If you want to tell me I'm wrong, I'd be delighted. But to do, I'd like to see an explanation that explains why the greenhouse effect that observably worked from 0 to 260ppm of CO2 suddently stopped working as we rise to 450ppm or beyond.

"Correlation does not imply causality" is a good slogan.

But "Agreed physics + Predictive model + hard data confirms causality" is a better one

El Rupester

@AC (@El Rupester)

At risk of firing an inecessary digression or flame...

AC said:

It's dangerous for any court to attempt to evaluate science, whether it agrees or disagrees, even if limited to whether some science should or should not be taught in schools, with or without caveats. IMHO, the judge should have dismissed the case with a statement along the lines of, "Whether the school curriculum includes certain audio-visual material or certain teaching points is a matter for the education board and not a matter for the courts (so long as the material itself does not contravene statutes, e.g. pornography, obscenity)."

I respectfully disagree.

The reason we have courts is to try to decide complicated things to some level of "truth" between two arguing parties. That is their job: they aren't perfect but I'm not sure I'd say that they should not do it.

Perhaps a good example is "Scopes Monkey trial" or -more recently- Dover & Kansas. The Education board decided to teach Creationism instead of evolution, and it went to court to rule on what should be taught.

The logical conclusion of your point is that you think that too is wrong, and if the Education board wants to teach religion instead of science, that's OK?

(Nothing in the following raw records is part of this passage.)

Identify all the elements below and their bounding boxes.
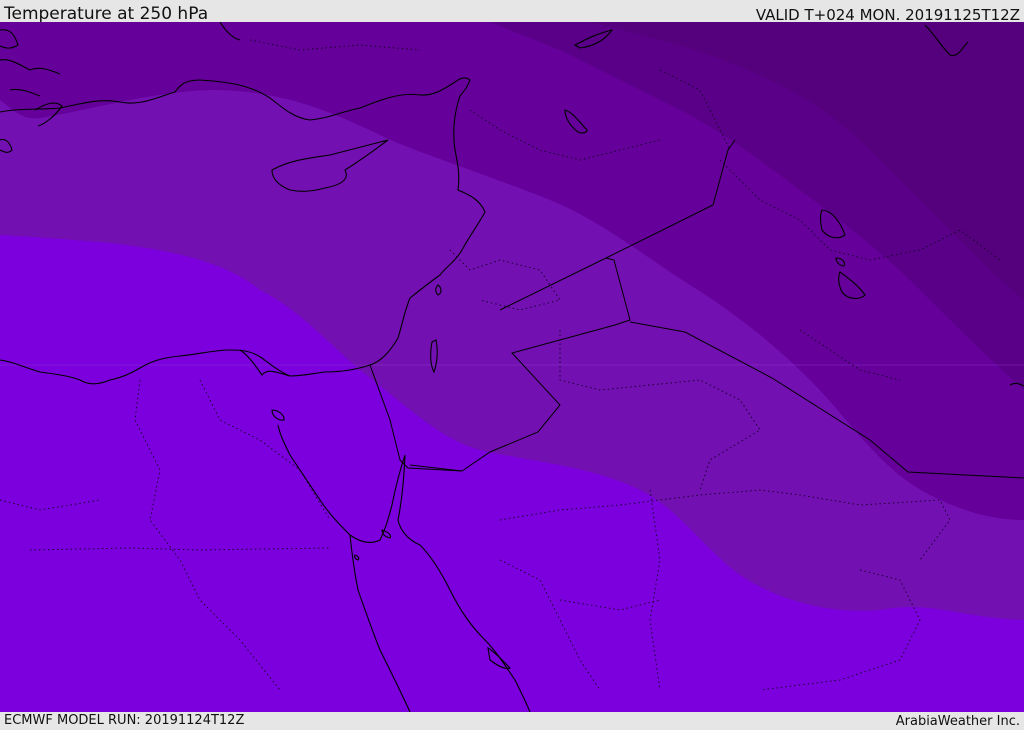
model-run-label: ECMWF MODEL RUN: 20191124T12Z <box>4 713 245 728</box>
credit-label: ArabiaWeather Inc. <box>895 714 1020 729</box>
weather-map <box>0 22 1024 712</box>
footer-bar: ECMWF MODEL RUN: 20191124T12Z ArabiaWeat… <box>0 712 1024 729</box>
map-title: Temperature at 250 hPa <box>4 4 209 24</box>
header-bar: Temperature at 250 hPa VALID T+024 MON. … <box>0 0 1024 24</box>
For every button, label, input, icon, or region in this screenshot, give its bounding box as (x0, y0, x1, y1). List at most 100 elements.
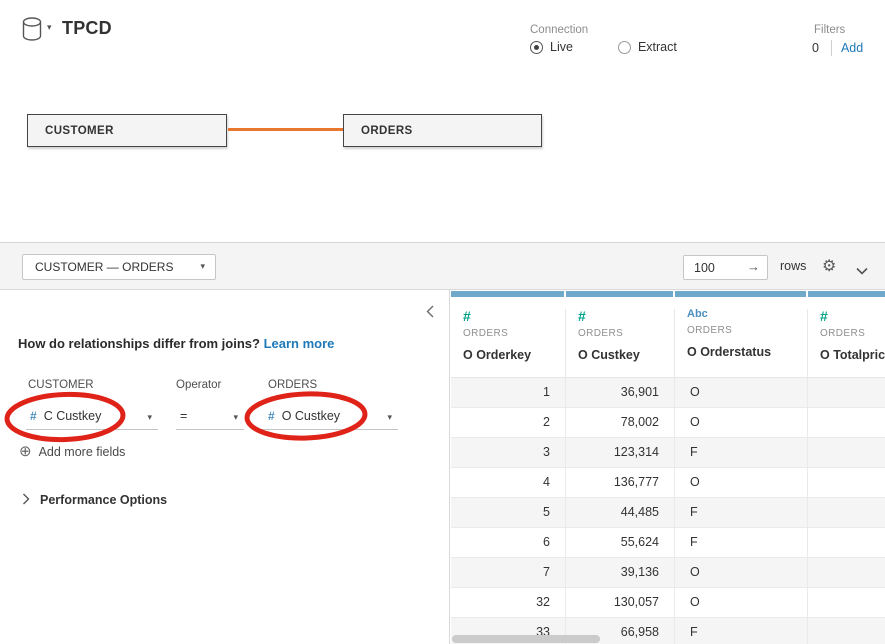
string-icon: Abc (687, 309, 807, 320)
row-count-box: → (683, 255, 768, 280)
add-more-fields-button[interactable]: ⊕ Add more fields (19, 444, 125, 459)
number-icon: # (463, 309, 565, 323)
connection-options: Live Extract (530, 40, 677, 54)
performance-options-label: Performance Options (40, 493, 167, 507)
data-preview-grid: #ORDERSO Orderkey#ORDERSO CustkeyAbcORDE… (451, 291, 885, 644)
grid-cell: 7 (451, 558, 566, 587)
grid-cell: 3 (451, 438, 566, 467)
table-row: 278,002O46,9 (451, 408, 885, 438)
grid-cell: 58,7 (808, 528, 885, 557)
chevron-right-icon (22, 493, 30, 507)
grid-cell: 123,314 (566, 438, 675, 467)
column-table-name: ORDERS (687, 325, 807, 336)
grid-cell: 4 (451, 468, 566, 497)
grid-cell: 78,002 (566, 408, 675, 437)
relationship-dropdown[interactable]: CUSTOMER — ORDERS ▾ (22, 254, 216, 280)
table-row: 655,624F58,7 (451, 528, 885, 558)
column-field-name: O Custkey (578, 348, 674, 362)
chevron-down-icon[interactable] (856, 262, 868, 280)
grid-body: 136,901O173,6278,002O46,93123,314F193,84… (451, 378, 885, 644)
apply-row-count-arrow-icon[interactable]: → (747, 259, 760, 274)
table-row: 739,136O252,0 (451, 558, 885, 588)
grid-column-header[interactable]: # ORDERS O Custkey (566, 291, 675, 377)
grid-cell: F (675, 528, 808, 557)
grid-cell: O (675, 468, 808, 497)
caret-down-icon: ▾ (387, 413, 392, 422)
relationship-question: How do relationships differ from joins? … (18, 336, 334, 351)
grid-header: #ORDERSO Orderkey#ORDERSO CustkeyAbcORDE… (451, 291, 885, 378)
grid-cell: 2 (451, 408, 566, 437)
filters-row: 0 Add (812, 40, 863, 56)
grid-cell: F (675, 618, 808, 644)
column-header-bar (808, 291, 885, 297)
panel-toolbar: CUSTOMER — ORDERS ▾ → rows ⚙ (0, 243, 885, 290)
live-radio-label[interactable]: Live (550, 40, 573, 54)
relationship-dropdown-value: CUSTOMER — ORDERS (35, 260, 173, 274)
grid-cell: 44,485 (566, 498, 675, 527)
column-table-name: ORDERS (578, 328, 674, 339)
number-icon: # (30, 409, 37, 423)
left-field-dropdown[interactable]: # C Custkey ▾ (26, 403, 158, 430)
grid-cell: 36,901 (566, 378, 675, 407)
right-field-value: O Custkey (282, 409, 340, 423)
bottom-panel: CUSTOMER — ORDERS ▾ → rows ⚙ How do rela… (0, 242, 885, 644)
right-table-column-label: ORDERS (268, 379, 317, 391)
collapse-pane-icon[interactable] (426, 305, 434, 323)
gear-icon[interactable]: ⚙ (822, 256, 836, 276)
add-more-fields-label: Add more fields (39, 445, 126, 459)
grid-column-header[interactable]: AbcORDERSO Orderstatus (675, 291, 808, 377)
grid-cell: 130,057 (566, 588, 675, 617)
operator-column-label: Operator (176, 379, 221, 391)
learn-more-link[interactable]: Learn more (264, 336, 335, 351)
grid-cell: 32, (808, 468, 885, 497)
grid-cell: 55,624 (566, 528, 675, 557)
performance-options-expander[interactable]: Performance Options (22, 493, 167, 507)
filters-count: 0 (812, 41, 819, 55)
grid-cell: 46,9 (808, 408, 885, 437)
tableau-datasource-page: ▾ TPCD Connection Live Extract Filters 0… (0, 0, 885, 644)
operator-dropdown[interactable]: = ▾ (176, 403, 244, 430)
left-field-value: C Custkey (44, 409, 102, 423)
orders-table-box[interactable]: ORDERS (343, 114, 542, 147)
database-icon[interactable] (21, 16, 44, 48)
grid-cell: 208,6 (808, 588, 885, 617)
grid-cell: 252,0 (808, 558, 885, 587)
grid-cell: 144,6 (808, 498, 885, 527)
number-icon: # (820, 309, 885, 323)
operator-value: = (180, 409, 187, 423)
filters-label: Filters (814, 24, 845, 36)
grid-cell: 6 (451, 528, 566, 557)
relationship-noodle[interactable] (228, 128, 343, 131)
grid-cell: O (675, 378, 808, 407)
grid-cell: F (675, 438, 808, 467)
database-menu-caret-icon[interactable]: ▾ (47, 22, 52, 33)
grid-cell: F (675, 498, 808, 527)
caret-down-icon: ▾ (233, 413, 238, 422)
rows-label: rows (780, 259, 806, 273)
grid-cell: 136,777 (566, 468, 675, 497)
grid-column-header[interactable]: #ORDERSO Orderkey (451, 291, 566, 377)
grid-cell: 163,2 (808, 618, 885, 644)
customer-table-box[interactable]: CUSTOMER (27, 114, 227, 147)
extract-radio-label[interactable]: Extract (638, 40, 677, 54)
left-table-column-label: CUSTOMER (28, 379, 94, 391)
live-radio[interactable] (530, 41, 543, 54)
add-filter-link[interactable]: Add (841, 41, 863, 55)
table-row: 3123,314F193,8 (451, 438, 885, 468)
grid-cell: 5 (451, 498, 566, 527)
datasource-title: TPCD (62, 18, 112, 39)
relationship-editor-pane: How do relationships differ from joins? … (0, 290, 450, 644)
right-field-dropdown[interactable]: # O Custkey ▾ (252, 403, 398, 430)
horizontal-scrollbar[interactable] (452, 635, 600, 643)
column-header-bar (675, 291, 806, 297)
table-row: 4136,777O32, (451, 468, 885, 498)
grid-column-header[interactable]: #ORDERSO Totalprice (808, 291, 885, 377)
caret-down-icon: ▾ (200, 262, 205, 271)
grid-cell: 173,6 (808, 378, 885, 407)
number-icon: # (578, 309, 674, 323)
column-table-name: ORDERS (463, 328, 565, 339)
row-count-input[interactable] (684, 256, 744, 279)
grid-cell: 39,136 (566, 558, 675, 587)
extract-radio[interactable] (618, 41, 631, 54)
connection-label: Connection (530, 24, 588, 36)
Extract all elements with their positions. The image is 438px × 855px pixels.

I suppose it is not actually off-topic: there is an odd and somewhat scary overlap of people who are do not agree that AGW is a concern, and who support Intelligent Design. I am not making ad hominem on anyone here, but people like George Gilder, Regnery Press explicitly link the two as "liberal attacks on common sense".

El Rupester


This is depressing isn't it?

The level of blatant ignorance, people who can't / won't think for themselves, or even try to understand basic science.... ughhh.

"My gran smoked till she was 80 therefore cigarrettes don't cause cancer" is about the level of thought of most comments.

Lets start with the simple facts: CO2 absorbs infra-red. More CO2 => more heat aborbed and the temperature goes up. CO2 levels have gone up 50% and are accelerating, so heat will go up more.

Sure: the specifics are complicated, there are a lot of feedback effects & details, and weather isn't climate (ice reflects better than water - a positive feedback; water aborbs CO2 differently as temp rises; El Nino/La Nina). But the basic idea has been held by scientists for 120 years and no-one has proved it wrong.

Anonymous Coward (responding to Graham F): the judge ruled that Al was mostly right; the film could be showed with discussion notes; and referred to "errors" in inverted commas because that was the allegation: not because he agreed. The sock-puppet who brought the case lost. Oh, and "error" was if Al disagreed with the IPCC report! In other words, contrary to your implication, he fully agreed that AGW is happening and the IPCC was correct.

To put it in everyday terms: there is a risk, so it makes sense to pay insurance to avoid the risk. I do not have a scientific model to prove my house will burn down this year but I still pay buildings insurance. Presumably, most of you can use the above "logic" to tell me I shouldn't.